And the primary source of such foods within our diet is vegetables.[6] Depending on the composition, it is estimated that less than 5 to 10% of all dietary nitrites come from such cured meats as bacon. Interestingly, the nitrites and nitrates that we consume from plants are actually the results of the symbiotic relationship between plants and nitrogen fixing bacteria.

It is these bacteria that provide the nitrites and nitrates that we gobble when we eat the greens. Studies suggest that on average 93% of the nitrites consumed each day come from vegetables. Despite being the source of such high nitrate and nitrite concentrations, the opinion of the Scientific Panel on Contaminants in the Food chain on a request from the European Commission to perform a scientific risk assessment on nitrate in vegetables, concluded that “Overall,  the  estimated  exposures  to  nitrate  from  vegetables  are  unlikely  to  result  in appreciable  health  risks,  therefore  the  recognised [sic]  beneficial  effects  of  consumption  of vegetables prevail.”[7] In other words, like your Momma told you, shut up and eat your veggies.

bacon side1

The Great Pretenders, Natural and Uncured

If dietary nitrates and nitrites are primarily derived from consuming vegetables and potentially yield health benefits –aren’t we all constantly berated to consume more vegetables, particularly leafy greens – then do we need to be paying exorbitant amounts of money for “natural,” “uncured,” or “no artificial nitrite/nitrate added” bacon?

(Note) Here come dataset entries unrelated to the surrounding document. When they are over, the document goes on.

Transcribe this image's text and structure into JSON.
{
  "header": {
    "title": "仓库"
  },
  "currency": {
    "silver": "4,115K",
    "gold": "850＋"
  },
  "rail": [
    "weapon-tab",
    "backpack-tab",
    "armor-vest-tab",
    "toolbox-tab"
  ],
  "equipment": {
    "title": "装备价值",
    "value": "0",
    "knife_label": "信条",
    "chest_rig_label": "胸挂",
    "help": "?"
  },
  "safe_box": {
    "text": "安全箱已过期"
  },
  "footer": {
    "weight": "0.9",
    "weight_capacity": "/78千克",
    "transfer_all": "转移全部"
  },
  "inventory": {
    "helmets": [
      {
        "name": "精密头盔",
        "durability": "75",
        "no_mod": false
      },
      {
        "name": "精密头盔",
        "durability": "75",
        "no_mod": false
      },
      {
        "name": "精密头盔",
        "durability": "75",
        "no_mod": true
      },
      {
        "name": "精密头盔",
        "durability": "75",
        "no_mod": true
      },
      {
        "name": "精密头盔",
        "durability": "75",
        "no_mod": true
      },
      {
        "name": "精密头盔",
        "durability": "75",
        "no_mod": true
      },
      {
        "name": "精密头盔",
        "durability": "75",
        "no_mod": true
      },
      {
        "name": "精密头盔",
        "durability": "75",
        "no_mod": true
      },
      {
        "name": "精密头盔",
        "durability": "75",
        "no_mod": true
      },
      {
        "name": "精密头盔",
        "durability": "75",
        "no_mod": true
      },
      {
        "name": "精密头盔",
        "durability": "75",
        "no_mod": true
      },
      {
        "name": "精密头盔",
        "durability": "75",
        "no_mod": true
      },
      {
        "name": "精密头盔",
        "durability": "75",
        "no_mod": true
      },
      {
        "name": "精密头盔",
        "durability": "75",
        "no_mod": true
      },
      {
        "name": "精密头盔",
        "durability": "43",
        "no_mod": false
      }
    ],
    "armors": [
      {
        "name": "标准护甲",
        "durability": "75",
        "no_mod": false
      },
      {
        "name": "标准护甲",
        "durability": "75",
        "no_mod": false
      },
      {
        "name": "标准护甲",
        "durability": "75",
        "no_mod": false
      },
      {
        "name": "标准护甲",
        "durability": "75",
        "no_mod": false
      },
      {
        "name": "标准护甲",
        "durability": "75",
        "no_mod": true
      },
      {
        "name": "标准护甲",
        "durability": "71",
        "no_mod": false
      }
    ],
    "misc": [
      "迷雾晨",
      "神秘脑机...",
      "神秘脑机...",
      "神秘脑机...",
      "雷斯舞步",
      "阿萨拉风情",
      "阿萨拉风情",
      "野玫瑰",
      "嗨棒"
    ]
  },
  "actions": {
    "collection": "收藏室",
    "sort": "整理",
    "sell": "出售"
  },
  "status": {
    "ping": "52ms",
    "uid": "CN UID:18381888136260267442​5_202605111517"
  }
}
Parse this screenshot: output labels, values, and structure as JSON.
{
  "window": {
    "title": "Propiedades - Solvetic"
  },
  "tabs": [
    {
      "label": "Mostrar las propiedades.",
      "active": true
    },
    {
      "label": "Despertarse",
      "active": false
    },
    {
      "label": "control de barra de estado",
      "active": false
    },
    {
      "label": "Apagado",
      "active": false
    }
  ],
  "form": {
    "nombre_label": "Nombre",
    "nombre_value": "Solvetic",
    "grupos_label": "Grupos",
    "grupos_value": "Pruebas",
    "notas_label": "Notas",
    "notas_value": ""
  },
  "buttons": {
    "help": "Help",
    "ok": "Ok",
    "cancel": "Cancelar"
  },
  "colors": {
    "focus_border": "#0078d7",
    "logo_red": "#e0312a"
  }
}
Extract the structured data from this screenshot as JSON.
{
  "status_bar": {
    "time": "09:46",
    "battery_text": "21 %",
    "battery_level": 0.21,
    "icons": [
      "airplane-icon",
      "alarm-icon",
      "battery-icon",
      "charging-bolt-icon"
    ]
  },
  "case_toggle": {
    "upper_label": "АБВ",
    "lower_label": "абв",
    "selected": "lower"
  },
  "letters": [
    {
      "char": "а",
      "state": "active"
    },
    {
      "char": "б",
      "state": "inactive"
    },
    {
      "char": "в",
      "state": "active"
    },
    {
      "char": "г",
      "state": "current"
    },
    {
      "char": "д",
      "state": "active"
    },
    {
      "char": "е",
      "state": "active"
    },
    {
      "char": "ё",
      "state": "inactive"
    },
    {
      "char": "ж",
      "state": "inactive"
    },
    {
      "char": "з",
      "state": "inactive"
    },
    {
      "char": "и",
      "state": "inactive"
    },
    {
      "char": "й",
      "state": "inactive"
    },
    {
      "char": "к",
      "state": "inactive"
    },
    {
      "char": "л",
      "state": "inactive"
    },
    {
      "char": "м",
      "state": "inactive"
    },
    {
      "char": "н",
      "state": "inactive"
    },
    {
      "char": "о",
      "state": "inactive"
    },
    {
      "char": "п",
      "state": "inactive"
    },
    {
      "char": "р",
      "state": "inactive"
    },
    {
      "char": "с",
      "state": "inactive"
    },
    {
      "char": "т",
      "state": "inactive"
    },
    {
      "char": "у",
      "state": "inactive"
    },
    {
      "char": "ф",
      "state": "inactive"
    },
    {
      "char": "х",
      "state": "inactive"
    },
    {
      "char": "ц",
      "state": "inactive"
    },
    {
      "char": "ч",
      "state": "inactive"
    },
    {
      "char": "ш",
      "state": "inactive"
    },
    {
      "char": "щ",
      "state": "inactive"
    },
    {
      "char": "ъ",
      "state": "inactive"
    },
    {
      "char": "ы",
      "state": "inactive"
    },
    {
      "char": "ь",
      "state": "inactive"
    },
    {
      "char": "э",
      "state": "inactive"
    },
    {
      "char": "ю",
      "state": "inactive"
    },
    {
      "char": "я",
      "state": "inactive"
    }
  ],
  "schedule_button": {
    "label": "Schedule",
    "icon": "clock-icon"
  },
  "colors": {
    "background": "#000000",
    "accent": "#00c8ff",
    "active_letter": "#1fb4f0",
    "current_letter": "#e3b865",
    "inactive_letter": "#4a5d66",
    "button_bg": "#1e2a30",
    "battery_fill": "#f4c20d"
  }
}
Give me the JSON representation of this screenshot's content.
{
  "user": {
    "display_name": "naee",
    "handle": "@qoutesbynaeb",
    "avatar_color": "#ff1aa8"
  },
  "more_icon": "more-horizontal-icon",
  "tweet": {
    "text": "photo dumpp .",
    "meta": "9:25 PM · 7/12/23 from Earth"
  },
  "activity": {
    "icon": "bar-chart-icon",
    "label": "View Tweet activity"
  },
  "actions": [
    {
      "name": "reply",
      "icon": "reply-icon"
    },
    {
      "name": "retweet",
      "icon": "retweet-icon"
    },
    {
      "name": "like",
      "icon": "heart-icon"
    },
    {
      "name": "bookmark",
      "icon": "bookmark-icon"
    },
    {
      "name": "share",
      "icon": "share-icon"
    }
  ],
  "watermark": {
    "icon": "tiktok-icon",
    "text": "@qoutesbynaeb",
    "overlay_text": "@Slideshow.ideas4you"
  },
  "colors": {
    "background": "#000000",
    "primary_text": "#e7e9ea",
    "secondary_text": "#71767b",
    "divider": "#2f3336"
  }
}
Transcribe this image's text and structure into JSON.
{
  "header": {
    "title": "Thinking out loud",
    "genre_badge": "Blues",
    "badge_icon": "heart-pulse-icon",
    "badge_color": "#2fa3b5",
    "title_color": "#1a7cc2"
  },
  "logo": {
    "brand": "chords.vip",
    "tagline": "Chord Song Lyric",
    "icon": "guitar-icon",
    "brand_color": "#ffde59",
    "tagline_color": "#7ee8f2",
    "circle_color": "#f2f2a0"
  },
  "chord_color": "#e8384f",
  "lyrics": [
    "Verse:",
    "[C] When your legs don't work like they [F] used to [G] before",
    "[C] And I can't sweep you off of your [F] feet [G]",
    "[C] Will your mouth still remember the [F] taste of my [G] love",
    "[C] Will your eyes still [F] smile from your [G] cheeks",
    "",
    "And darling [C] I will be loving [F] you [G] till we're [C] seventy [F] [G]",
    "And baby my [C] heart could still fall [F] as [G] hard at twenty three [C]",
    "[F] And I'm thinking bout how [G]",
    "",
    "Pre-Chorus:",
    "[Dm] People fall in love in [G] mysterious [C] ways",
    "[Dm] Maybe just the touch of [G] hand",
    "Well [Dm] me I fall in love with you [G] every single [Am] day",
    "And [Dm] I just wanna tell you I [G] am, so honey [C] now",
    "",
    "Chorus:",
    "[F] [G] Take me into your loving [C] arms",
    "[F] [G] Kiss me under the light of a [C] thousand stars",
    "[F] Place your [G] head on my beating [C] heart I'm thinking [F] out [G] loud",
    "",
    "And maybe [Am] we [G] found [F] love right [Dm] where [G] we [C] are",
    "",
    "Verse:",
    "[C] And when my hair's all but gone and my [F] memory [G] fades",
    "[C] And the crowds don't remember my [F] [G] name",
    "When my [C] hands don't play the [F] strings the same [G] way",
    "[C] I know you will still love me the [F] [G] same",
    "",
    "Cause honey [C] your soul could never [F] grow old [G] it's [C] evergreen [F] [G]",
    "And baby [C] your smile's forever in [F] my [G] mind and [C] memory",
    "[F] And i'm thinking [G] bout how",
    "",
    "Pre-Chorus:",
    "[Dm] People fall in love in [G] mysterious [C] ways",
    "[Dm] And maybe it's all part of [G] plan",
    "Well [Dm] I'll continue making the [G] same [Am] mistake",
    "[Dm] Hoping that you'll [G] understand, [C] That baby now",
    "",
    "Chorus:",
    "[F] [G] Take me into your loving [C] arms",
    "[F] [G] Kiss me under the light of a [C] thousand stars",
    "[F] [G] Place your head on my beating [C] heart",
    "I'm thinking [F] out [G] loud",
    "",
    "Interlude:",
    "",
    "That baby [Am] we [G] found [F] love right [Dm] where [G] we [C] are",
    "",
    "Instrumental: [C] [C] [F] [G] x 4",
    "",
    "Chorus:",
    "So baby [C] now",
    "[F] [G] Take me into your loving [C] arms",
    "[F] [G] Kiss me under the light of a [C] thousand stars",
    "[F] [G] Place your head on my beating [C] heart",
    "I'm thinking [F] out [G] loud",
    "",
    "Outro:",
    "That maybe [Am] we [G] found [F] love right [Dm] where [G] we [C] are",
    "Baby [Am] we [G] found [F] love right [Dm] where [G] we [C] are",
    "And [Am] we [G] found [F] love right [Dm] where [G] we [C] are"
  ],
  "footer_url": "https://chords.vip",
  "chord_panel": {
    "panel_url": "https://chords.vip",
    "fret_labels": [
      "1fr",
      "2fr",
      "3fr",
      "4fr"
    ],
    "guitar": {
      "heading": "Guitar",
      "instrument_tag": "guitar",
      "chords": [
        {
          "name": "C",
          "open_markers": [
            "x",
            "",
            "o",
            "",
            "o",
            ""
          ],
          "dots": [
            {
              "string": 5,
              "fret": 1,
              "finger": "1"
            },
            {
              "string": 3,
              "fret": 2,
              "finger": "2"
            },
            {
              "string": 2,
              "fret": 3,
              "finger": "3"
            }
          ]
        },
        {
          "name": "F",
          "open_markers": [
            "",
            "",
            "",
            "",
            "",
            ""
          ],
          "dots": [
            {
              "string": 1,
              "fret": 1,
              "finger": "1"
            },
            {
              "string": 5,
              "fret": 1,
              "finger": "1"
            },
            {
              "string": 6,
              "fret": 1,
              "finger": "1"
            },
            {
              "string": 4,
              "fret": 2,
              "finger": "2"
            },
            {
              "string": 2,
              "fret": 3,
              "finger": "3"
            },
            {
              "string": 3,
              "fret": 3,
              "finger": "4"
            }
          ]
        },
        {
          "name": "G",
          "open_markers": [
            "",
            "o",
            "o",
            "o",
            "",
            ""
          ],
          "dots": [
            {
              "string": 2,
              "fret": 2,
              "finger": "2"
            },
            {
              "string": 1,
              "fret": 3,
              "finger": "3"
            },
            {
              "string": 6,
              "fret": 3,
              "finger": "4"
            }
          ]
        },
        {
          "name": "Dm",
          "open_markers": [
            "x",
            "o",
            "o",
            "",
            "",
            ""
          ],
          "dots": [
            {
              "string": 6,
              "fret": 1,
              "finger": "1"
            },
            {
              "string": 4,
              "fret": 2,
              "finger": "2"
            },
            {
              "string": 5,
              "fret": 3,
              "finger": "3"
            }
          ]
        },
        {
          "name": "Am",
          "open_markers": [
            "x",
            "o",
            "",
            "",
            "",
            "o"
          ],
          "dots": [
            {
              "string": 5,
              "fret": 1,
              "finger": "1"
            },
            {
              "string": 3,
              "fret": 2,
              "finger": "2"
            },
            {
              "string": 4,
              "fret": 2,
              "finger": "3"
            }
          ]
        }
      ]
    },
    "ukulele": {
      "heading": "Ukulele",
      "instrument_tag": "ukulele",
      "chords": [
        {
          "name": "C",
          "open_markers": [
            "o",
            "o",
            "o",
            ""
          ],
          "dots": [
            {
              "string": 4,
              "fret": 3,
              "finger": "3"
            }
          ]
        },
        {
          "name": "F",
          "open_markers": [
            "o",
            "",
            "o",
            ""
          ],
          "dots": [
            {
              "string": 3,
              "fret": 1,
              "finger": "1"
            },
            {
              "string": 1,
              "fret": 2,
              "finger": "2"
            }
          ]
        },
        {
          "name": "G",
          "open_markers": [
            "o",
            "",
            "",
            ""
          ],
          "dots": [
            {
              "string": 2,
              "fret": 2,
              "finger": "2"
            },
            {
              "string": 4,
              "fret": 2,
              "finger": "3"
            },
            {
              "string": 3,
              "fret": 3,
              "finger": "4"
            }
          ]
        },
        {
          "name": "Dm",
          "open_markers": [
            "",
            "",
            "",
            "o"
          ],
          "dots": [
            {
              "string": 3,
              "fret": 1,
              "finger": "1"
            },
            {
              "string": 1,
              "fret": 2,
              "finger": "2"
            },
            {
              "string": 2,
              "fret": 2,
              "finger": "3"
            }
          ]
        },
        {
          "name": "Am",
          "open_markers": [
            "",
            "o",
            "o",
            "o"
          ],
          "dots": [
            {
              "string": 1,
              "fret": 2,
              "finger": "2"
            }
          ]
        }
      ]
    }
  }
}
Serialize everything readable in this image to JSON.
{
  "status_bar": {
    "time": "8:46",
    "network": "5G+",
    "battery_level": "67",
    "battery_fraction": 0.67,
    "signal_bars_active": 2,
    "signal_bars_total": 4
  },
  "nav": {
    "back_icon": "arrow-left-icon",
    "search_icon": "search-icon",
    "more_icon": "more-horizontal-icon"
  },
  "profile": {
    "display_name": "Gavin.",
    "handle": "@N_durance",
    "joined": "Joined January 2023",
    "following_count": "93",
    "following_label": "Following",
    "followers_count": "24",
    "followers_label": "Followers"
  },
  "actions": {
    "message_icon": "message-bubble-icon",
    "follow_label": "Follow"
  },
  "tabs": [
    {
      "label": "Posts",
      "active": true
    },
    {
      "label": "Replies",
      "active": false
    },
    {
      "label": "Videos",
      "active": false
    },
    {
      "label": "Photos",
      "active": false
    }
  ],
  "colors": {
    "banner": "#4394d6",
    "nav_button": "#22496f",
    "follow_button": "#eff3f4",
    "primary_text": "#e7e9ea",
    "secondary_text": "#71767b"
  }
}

The answer to that query would be “NO, NO, NO.” Starting with quality ingredients and adding the small amount of sodium nitrite required to eliminate the risk of botulinum poisoning and Listeria infection does not corrupt the endeavor.

The commercial products touting their “natural” or “no added nitrites” label are not a superior solution. These overpriced products are often treated and cured by using a “natural” source of NO2 or NO3 such as celery or beet juice along with salt, often in the form of sea salts. These products have been shown to have similar characteristics as traditionally cured meats; in fact this replicates many of the curing methods for various meat products prior to 1926.[8]

By law, since they do not add sodium nitrite they must be labeled “uncured” although in fact they are cured using the same chemistry that occurs when you add sodium nitrite to your pork bellies. While you may be paying a whole lot more for their product, a nitrate or nitrite by any other name is chemically the same. In fact, if dietary nitrites and nitrates caused cancers or other ill health effects; vegetarians and vegans would be dropping like flies.

The reason they don’t is that in addition to the bulk of nitrates and some nitrites coming from vegetables, 70-97% of our total nitrite exposure comes from our own saliva. And the nitrate in the food and water (yes, water is a source of nitrate accounting for up to 21% of our daily nitrate intake) we ingest is then converted to nitrite by our gut microbiome (approximately 5%–10% of the total) and our own enzymes. A total of about 25-45% of the total nitrate ingested is converted to nitrite. The rest is excreted in the urine with about 60-70% of ingested nitrate being excreted within 24 hours.

The nitrite (NO2) is then quickly absorbed into the systemic circulation where it can be converted to nitric oxide (NO). The average half-life of NO2 once absorbed is only one to five minutes before it is converted to NO.

This NO is identical to the NO produced by the endogenous pathway via the metabolism of L-arginine by nitric oxide synthase (the nitric oxide synthase (NOS) pathway). This is the same L-arginine added and sold as a supplement to increase your body’s levels of NO; also known as the endothelium-derived relaxing factor, or EDRF, for better health. A molecule by any other name…..The NO is then used by the body, recycled via enterosalivary circulation or excreted as a nitrite or nitrate.[9]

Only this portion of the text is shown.